Statut de Platon en marbre blanc
Statut de Platon assis en marbre blanc devant un chapiteau de Temple

Evidemment, dès l’Antiquité, la problématique de l’amour est soulevée. Le best-seller en sera bien sur « Le Banquet » de Platon (5) sous-titré, comme il se doit « De l’amour ; genre éthique ». Ouvrage singulier où l’homme se vit comme coupé en deux et, avant toute recherche érotique, veut désespérément se reconnecter pour vivre son unité dont l’a privé les dieux cruels. L’idéal serait donc l’hermaphrodite, étranger à toute altérité, un aimant le un. Comble de l’idéal narcissique. L’amour devient alors une tentative de raccommodage de deux entités déchirées. Mais cela ne marche guère et la ronde insatisfaisante des objets va se succéder, dans l’espoir que le deux va se transformer en un. Nostalgie, précisément, où tout en étant deux nous étions un dans le ventre de la mère. Lost paradise avec la coupure du cordon ombilical !

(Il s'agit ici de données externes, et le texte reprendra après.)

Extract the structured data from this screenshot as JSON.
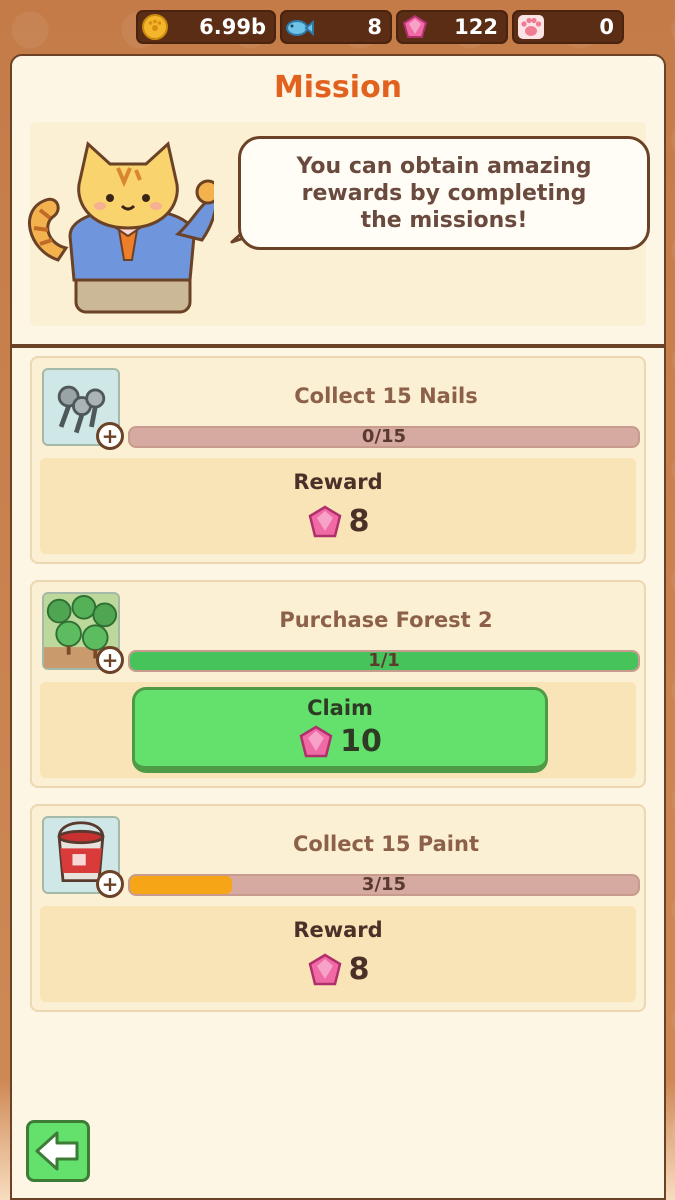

Mais revenons à la maison maçonnique ! Pour cela, ayons recours à Jacques Lacan qui, dans son séminaire sur « L’éthique de la psychanalyse », écrit (6) : « Je recule à aimer mon prochain comme moi-même, pour autant qu’à cet horizon il y a quelque chose qui participe de je ne sais quelle intolérable cruauté. Dans cette direction, aimer mon prochain peut être la voie la plus cruelle ». Ça commence mal ! Mais Lacan veut dire par là que cela serait une hypocrisie d’ampleur de prétendre aimer mon prochain en général parce qu’il serait mon prochain « comme moi-même » comme nous dit le catéchisme, alors que, cruellement précisément, je sais que l’autre n’est pas comme moi-même. Tout l’effort va consister à faire cohabiter, tant bien que mal, la différence par la tolérance, mais la tolérance relève-t-elle de l’amour ou de la tentative de ne pas déclencher la haine ? Nous sommes en tout cas loin de l’idéal ricoeurien du « Soi-même comme un autre », mais proche d’une forme d’humanisme qui garde les yeux ouverts et accepte le discernement concernant la distance entre idéal religieux ou non et nos limites dans nos « choix d’objets » limités, ceux principalement qui nous amènent, dans un inter-échange, à l’apaisement de nos tensions pulsionnelles.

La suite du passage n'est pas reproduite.